Yes, and typing will help towards AOT compiling and performance, etc., but I would really like to just dive in and write code in a language I already use or that can be shared among engines (there is a lot of Lua code out there in the game dev universe, for instance).

Having to learn another language (no matter how simple) for a specific runtime is the sort of time investment one should ponder carefully (I’ve written code in dozens of languages, and the learning curve until being productive matters a lot when you move across environments, frameworks and runtimes).


Use C# with Godot. I am personally looking forward to F# with Godot.
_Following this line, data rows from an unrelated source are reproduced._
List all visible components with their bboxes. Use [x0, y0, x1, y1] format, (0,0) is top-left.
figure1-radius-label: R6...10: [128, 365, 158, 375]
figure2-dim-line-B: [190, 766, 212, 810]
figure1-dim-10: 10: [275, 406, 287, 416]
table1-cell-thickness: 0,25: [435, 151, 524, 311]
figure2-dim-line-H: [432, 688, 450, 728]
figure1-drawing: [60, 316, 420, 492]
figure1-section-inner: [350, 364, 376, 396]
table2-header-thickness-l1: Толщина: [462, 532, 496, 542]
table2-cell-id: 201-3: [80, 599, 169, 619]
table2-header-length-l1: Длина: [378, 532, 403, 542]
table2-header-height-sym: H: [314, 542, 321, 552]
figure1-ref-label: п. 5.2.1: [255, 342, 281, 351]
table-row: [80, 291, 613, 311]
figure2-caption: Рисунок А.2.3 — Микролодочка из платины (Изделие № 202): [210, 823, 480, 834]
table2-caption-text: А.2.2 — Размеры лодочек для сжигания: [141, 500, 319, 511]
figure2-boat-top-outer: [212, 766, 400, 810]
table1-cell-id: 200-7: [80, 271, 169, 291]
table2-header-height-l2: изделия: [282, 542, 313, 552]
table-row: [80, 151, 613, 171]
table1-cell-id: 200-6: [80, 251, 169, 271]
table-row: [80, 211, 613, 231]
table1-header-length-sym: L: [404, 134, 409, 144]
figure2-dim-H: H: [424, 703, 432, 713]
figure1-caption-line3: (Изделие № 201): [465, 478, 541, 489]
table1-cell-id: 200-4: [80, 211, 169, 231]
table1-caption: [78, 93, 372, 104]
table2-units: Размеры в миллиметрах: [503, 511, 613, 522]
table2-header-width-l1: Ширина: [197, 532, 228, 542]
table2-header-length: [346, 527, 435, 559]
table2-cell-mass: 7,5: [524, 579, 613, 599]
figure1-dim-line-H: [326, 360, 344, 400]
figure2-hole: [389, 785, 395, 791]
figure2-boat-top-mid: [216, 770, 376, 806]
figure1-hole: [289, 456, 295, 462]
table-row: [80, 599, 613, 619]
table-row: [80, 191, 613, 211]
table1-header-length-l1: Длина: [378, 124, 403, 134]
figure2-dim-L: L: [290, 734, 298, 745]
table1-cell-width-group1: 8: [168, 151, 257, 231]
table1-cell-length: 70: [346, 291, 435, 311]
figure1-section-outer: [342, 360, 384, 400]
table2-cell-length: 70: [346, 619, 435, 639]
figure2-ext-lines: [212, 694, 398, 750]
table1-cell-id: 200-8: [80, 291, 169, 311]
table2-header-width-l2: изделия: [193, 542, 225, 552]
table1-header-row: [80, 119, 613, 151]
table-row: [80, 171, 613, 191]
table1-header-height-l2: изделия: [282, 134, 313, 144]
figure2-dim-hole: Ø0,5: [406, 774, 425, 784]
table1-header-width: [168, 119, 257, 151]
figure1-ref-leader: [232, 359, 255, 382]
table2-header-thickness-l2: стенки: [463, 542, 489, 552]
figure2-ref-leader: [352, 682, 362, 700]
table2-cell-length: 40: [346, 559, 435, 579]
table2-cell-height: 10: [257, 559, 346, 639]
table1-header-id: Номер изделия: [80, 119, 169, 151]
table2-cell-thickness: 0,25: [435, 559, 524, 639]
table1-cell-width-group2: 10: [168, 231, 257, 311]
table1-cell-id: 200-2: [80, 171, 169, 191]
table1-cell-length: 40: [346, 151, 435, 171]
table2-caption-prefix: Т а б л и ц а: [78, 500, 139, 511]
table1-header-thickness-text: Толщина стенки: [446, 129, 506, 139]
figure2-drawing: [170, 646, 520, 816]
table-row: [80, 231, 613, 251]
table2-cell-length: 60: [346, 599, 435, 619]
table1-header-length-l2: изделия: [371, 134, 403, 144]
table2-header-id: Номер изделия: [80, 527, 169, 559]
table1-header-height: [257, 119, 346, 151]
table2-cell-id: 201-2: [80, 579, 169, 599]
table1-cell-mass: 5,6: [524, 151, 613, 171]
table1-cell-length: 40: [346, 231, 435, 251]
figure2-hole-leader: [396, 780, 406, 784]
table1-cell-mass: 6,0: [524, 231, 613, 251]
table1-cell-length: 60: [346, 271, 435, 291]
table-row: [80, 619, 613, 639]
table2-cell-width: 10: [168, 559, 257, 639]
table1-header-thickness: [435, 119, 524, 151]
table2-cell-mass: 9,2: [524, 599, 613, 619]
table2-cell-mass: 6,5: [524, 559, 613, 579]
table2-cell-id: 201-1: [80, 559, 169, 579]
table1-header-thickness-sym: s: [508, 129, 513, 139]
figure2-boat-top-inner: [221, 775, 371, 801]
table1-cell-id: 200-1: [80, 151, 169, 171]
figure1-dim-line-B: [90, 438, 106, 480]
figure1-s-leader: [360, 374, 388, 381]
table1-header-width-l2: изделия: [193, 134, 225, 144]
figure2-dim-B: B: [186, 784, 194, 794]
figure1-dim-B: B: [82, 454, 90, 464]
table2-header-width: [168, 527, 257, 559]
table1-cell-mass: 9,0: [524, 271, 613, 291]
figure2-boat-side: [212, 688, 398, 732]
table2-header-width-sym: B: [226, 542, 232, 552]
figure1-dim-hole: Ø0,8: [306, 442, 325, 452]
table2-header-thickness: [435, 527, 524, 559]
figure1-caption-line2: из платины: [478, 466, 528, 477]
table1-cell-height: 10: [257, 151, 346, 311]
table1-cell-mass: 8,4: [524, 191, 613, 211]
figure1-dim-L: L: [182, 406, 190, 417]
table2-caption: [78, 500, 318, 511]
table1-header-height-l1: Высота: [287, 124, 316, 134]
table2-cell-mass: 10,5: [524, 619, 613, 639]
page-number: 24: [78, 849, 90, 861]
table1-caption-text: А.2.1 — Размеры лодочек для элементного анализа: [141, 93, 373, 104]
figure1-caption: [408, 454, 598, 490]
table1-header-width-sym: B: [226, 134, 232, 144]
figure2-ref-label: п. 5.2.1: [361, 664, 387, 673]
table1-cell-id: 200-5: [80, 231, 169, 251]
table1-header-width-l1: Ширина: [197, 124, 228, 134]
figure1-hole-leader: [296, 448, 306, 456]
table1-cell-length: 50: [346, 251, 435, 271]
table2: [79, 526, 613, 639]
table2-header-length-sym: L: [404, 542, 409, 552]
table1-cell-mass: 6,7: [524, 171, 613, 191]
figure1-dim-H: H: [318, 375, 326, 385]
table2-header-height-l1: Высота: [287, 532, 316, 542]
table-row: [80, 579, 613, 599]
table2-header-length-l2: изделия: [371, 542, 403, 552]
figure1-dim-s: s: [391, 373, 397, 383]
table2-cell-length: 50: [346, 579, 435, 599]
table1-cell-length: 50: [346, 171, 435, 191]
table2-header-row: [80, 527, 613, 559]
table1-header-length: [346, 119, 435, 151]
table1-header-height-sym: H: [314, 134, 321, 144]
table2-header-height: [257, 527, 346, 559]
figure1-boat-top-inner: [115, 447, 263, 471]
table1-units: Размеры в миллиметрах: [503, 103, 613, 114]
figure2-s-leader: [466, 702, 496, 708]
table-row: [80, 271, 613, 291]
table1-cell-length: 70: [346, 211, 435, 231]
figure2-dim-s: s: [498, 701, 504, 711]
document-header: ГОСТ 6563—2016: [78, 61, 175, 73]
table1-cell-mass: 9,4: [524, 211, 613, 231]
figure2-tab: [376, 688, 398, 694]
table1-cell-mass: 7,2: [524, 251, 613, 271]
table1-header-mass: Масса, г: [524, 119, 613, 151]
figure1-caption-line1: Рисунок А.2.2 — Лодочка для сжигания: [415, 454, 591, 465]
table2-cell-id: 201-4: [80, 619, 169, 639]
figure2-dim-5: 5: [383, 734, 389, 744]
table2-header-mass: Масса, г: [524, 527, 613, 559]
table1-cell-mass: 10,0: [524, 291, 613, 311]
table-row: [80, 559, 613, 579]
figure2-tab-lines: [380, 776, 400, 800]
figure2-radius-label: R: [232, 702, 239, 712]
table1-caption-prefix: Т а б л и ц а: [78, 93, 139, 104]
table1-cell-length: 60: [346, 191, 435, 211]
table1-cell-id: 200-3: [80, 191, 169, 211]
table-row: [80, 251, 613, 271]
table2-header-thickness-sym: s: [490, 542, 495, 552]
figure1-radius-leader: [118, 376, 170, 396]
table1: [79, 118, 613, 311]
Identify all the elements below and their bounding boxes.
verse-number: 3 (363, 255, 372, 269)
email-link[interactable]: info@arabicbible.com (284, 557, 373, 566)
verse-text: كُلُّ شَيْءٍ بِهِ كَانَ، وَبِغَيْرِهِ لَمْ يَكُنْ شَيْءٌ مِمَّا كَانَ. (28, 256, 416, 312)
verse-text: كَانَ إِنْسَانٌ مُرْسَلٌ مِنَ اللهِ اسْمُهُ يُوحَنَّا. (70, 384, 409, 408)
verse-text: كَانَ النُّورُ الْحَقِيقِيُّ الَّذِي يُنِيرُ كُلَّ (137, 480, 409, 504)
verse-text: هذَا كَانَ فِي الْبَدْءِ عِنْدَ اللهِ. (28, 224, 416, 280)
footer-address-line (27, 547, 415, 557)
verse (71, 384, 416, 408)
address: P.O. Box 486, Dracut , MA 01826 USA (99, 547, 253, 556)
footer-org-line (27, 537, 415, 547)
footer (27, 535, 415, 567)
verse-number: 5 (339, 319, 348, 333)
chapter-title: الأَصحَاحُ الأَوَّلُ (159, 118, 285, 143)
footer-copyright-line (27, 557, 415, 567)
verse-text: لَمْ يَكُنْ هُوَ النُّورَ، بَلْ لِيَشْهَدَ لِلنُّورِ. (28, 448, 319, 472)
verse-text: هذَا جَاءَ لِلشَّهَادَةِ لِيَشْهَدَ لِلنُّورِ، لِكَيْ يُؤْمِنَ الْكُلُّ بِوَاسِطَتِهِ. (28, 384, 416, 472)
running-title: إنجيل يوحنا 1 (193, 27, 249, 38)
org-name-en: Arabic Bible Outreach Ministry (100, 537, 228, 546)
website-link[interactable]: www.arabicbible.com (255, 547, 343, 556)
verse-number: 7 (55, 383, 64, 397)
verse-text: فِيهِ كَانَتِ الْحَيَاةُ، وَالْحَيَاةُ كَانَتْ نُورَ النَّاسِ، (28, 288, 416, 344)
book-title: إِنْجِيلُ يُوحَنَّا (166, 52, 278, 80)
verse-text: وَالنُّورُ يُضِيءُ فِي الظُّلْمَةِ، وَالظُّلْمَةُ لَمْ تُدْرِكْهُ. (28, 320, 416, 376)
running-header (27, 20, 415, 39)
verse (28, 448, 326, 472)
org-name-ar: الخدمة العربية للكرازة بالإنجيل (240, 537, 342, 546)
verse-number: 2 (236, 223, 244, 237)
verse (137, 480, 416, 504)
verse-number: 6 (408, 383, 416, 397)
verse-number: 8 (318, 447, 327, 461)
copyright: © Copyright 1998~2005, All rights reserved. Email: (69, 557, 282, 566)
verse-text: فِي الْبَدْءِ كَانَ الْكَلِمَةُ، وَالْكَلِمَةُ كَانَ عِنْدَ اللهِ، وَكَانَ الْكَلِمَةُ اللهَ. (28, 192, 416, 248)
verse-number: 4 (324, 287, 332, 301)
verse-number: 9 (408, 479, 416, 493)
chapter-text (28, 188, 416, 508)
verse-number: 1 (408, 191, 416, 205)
GDScript is close enough to Python for me, I had no problem with if from the start, and it integrates really well with Godot.


Issue is C# is desktop only right now.


That is an additional point I wasn't fully aware of. I've tinkered with Unity and they address every platform with every supported language.

Whereas I can do some desktop animation stuff with Godot without caring much (that's one of the reasons I'm interested in MIDI support), if I were to go beyond the hobby phase I'd definitely target iOS first...


It's on their list, and at the rate that they are moving, it will be there soon. It is based on Mono, so there shouldn't be too much friction there. Unity is good, but for Android and iOS I play with Raylib in C.


Godot now has native bindings for many languages. Search for gdnative and your language of choice.